Wednesday, March 7, 2007

Navy Bean Soup

In addition to being on a casserole kick, I am also on a bean soup jag. Again, I cite the cold and the related need for coziness as my defense. The fortunate thing is this: there is no shame in loving a good bean soup.

First though: In talking to friends, I have discovered that there are people out there who fear dried beans (eek!). So, this weekend, I'll be posting a leguminous dissertation about beans and bean cookery. Stay tuned ...

Tonight's soup recipe is below, do not be skeptical of the limited ingredient list, and the secret ingredient.

Navy Bean Soup
  • 1 pound navy beans (these are small white beans, not to be confused with cannellini which are large white beans)
  • 1 tablespoon olive oil
  • 1 onion, chopped
  • 1/2 pound ham, chopped (I get thick sliced ham at the deli counter and cube it)
  • 1/4 - 1/2 cup ketchup, to taste
  • salt and pepper

Pick over and rinse the beans. Put them in a bowl and cover them with water. In a large soup pot, saute the onion in a little olive oil until soft and translucent, about 5-10 minutes, depending on the size of your chop.

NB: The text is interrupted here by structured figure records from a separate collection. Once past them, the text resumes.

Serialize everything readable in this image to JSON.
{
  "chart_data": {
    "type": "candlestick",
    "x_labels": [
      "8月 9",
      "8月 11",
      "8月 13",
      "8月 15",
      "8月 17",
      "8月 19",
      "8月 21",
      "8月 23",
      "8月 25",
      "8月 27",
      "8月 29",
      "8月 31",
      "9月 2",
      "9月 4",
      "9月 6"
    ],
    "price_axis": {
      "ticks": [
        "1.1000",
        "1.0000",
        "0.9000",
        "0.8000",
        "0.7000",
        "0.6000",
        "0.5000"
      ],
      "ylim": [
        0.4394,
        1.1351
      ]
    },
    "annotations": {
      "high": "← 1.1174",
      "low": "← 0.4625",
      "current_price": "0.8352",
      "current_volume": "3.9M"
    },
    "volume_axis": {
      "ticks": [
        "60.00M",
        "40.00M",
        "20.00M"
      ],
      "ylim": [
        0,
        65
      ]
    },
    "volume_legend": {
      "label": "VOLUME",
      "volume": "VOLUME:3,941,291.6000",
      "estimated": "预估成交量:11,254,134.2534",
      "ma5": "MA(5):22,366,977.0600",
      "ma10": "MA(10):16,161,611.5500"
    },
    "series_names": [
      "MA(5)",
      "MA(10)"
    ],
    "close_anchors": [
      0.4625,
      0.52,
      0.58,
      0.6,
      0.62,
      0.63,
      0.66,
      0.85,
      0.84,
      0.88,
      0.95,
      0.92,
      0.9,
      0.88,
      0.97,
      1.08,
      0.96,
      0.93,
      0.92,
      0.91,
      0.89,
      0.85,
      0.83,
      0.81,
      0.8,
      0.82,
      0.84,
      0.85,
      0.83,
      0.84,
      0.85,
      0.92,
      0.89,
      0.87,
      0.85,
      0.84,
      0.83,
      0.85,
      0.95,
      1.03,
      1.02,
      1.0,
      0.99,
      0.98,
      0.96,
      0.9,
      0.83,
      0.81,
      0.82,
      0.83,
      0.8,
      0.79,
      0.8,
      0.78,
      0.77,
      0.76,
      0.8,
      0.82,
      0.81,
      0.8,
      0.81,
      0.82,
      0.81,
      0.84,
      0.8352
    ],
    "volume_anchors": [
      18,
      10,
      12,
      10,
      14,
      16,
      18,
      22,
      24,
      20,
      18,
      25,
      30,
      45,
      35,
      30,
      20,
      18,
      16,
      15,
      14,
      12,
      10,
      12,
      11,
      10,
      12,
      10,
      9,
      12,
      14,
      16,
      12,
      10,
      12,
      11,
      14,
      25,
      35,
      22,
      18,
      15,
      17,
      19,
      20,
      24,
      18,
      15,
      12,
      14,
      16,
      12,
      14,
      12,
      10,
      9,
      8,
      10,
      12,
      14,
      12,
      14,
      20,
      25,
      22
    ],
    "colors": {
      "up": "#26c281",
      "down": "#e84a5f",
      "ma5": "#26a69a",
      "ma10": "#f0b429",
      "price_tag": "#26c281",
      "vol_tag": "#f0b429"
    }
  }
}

Drain the beans and add them to the soup pot with the onions. Cover the beans with water (you want the water to be about 1" above the beans) and bring to a boil. Add salt (2 - 3 teaspoons). When the water is boiling, turn down the heat and simmer the beans until soft and smooshy, adding more water as needed (you don't want them falling apart, but they should be the opposite of al dente: gently yielding). Depending on the age of your beans, this could take anywhere from 45 minutes to 2 hours. Add the ham after the beans have started simmering.

When the beans are done, take your trusty potato masher and mash some of the soup up so it becomes creamy. Add more water if everything is too think.

Squirt in the ketchup. Start with 1/4 cup and see what it tastes like to you: you should taste a little tomato, but what you should find is that the ketchup brings the "beaniness" together with the onion and the ham. Add more ketchup if you'd like (remember this is not tomato soup ... unless you want it to be). Adjust salt to taste and grind in lots of pepper.

Makes 4-5 servings. I usually make a double batch of bean soups - so easy to freeze.

1 comment:

Anonymous said...

Everything sounds interesting, and, yes, it is comfort-food weather. I'm glad you'll be writing about dried beans. I always use those rather than canned, but with larger beans the results are sometimes unpredictable. I follow the soaking & cooking directions, but often end up with beans that are soft inside, with a tough outer shell.
You mention that the age of the beans matters. I keep several bags in the refrigerator and also put some in mason jars and keep them on a shelf near a window (not sunny.) Better not do that any more, right?